The design decision to use Redis as an intermediary is crucial. It provides a shared, high-performance, and stateless communication channel. The C# service writes a temporary credential, and the FastAPI service reads it. Because the credential (the authorization code) is single-use and has a short TTL, the security posture is strong. This avoids the complexities of a shared database schema, replication lag, or the overhead of more permanent storage for a value that only needs to exist for a few seconds.

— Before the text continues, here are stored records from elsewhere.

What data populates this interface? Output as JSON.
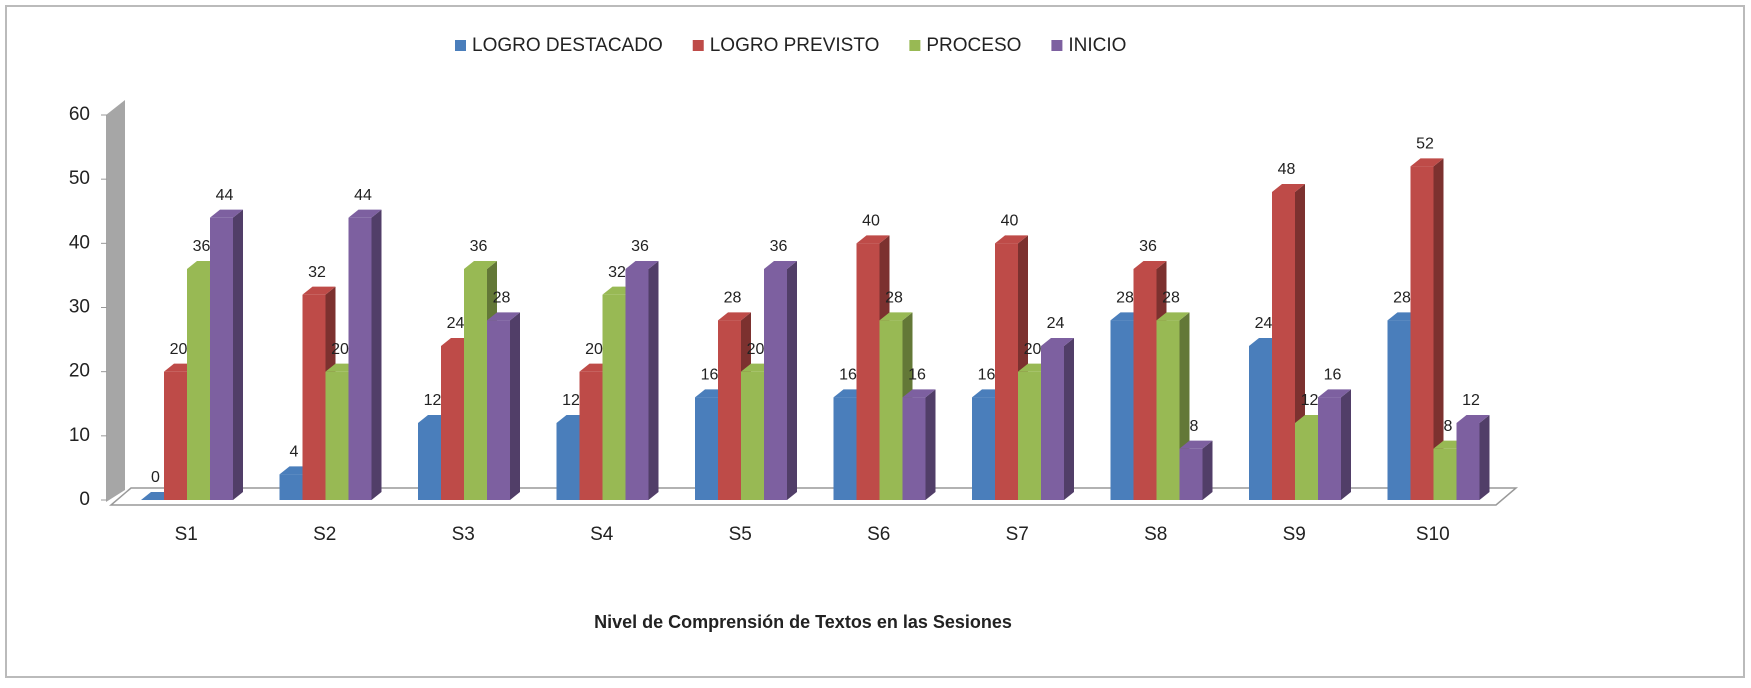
{
  "chart_data": {
    "type": "bar3d",
    "xlabel": "Nivel de Comprensión de Textos en las Sesiones",
    "categories": [
      "S1",
      "S2",
      "S3",
      "S4",
      "S5",
      "S6",
      "S7",
      "S8",
      "S9",
      "S10"
    ],
    "series": [
      {
        "name": "LOGRO DESTACADO",
        "color": "#4a7ebb",
        "values": [
          0,
          4,
          12,
          12,
          16,
          16,
          16,
          28,
          24,
          28
        ]
      },
      {
        "name": "LOGRO PREVISTO",
        "color": "#be4b48",
        "values": [
          20,
          32,
          24,
          20,
          28,
          40,
          40,
          36,
          48,
          52
        ]
      },
      {
        "name": "PROCESO",
        "color": "#98b954",
        "values": [
          36,
          20,
          36,
          32,
          20,
          28,
          20,
          28,
          12,
          8
        ]
      },
      {
        "name": "INICIO",
        "color": "#7d60a0",
        "values": [
          44,
          44,
          28,
          36,
          36,
          16,
          24,
          8,
          16,
          12
        ]
      }
    ],
    "ylim": [
      0,
      60
    ],
    "yticks": [
      0,
      10,
      20,
      30,
      40,
      50,
      60
    ],
    "legend": "top"
  }
}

The limitations of this approach must be clearly understood. This is a bespoke, point-to-point integration. If a third or fourth service needs to join this authentication ecosystem, the C# monolith would have to be updated for each one. The implementation does not follow the full OpenID Connect (OIDC) specification, as it omits features like the id_token, discovery endpoints (.well-known/openid-configuration), and dynamic client registration. For a more complex microservices landscape, transitioning this custom implementation to a dedicated identity server like Keycloak or IdentityServer, which both services would treat as an external provider, would be the correct architectural evolution. This would decouple the services from the responsibility of being an identity provider and centralize security policy management.